Interviewing the terrorist, the reporter comments, “To a surprisingly large number of your supporters, you’re a hero.” This seems like a relatively decent commentary on the difference between a terrorist and freedom fight, the attempt to portray violence as inherently subjective and even justifiable. However, read the line itself. It makes no sense. Of course a “large number” of his “supporters”consider him a hero. They would not be his supporters if they didn’t.

SID Vicious…

Similarly, the climax of the film sees SID 6.7 hijacking a television station to broadcast “Death TV.” The ratings seem to skyrocket. It could be a wry commentary on the public’s fixation with violence, but it just seems like a quiet nod in the direction of social commentary. (As does, for example, the use of prisoners as guinea pigs for the virtual reality system.) The movie is never interested with engaging with any of these points, and so it all feels like worthless padding, an attempt to earn brownie points for something that the movie never did.

If Eric Bernt’s script feels like a wasted effort, Brett Leonard’s direction is positively depressing. There’s no energy or spark to the film. The cutting is a mess. The humour is terrible. Even Crowe’s performance seems to struggle against the editing and the direction of the film. At one point, Leonard even makes a Stayin’ Alive gag. In a film made in 1995. That said, there is one nice shot, as SID 6.7 talks to his creator, with his monitor zooming in on his face as the camera zooms out. The effect is that Sid 6.7’s head remains one constant in a scene that shifts – it’s a rare moment where SID 6.7 seems more real than the world around him, and the movie could have done with more of that.

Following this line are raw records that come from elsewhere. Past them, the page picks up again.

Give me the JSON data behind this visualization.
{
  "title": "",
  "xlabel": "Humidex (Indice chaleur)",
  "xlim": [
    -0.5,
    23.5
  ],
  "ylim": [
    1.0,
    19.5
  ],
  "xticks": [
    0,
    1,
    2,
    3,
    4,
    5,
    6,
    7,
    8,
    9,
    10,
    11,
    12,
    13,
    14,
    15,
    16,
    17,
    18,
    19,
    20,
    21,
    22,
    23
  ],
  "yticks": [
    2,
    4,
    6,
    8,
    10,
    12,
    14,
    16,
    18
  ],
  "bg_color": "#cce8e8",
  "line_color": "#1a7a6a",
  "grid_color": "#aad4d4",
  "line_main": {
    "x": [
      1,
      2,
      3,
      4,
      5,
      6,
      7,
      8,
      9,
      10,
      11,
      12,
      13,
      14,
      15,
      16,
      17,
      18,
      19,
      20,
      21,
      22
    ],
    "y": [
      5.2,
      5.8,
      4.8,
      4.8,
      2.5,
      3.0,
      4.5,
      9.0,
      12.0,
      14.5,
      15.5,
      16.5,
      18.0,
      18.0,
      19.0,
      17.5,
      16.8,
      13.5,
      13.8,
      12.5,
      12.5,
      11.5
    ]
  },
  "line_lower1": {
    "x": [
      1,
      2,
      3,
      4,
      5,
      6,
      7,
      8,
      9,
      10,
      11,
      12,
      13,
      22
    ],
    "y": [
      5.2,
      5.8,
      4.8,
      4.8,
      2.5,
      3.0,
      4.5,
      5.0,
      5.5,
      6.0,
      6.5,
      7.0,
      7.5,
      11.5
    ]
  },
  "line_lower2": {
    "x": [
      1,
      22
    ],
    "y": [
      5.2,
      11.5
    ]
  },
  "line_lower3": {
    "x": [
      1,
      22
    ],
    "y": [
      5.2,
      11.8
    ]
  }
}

Trapped by its own mediocrity…

Virtuosity is a disappointing mess. It’s not even brave enough to end up being truly, entertainingly bad. It’s just soul-destroyingly bland. And that, in a way, is almost worse.

4 Responses

  1. I love computer oriented movies from the ’90s. Hollywood has never caught up with technology or understood it much. Movies like this, “The Net,” and “Lawnmower Man” prove that writers and directors had heard the word “computer” and then made up magic powers that computers could supposedly do. You can put your brain on hold and suspend disbelief, but only if the movie is good. Most of these are not.

    • Yep, it’s funny to look back at what we thought computers would be doing in the next twenty or so years. I’m just disappointed my PC doesn’t communicate to me in streaming green code.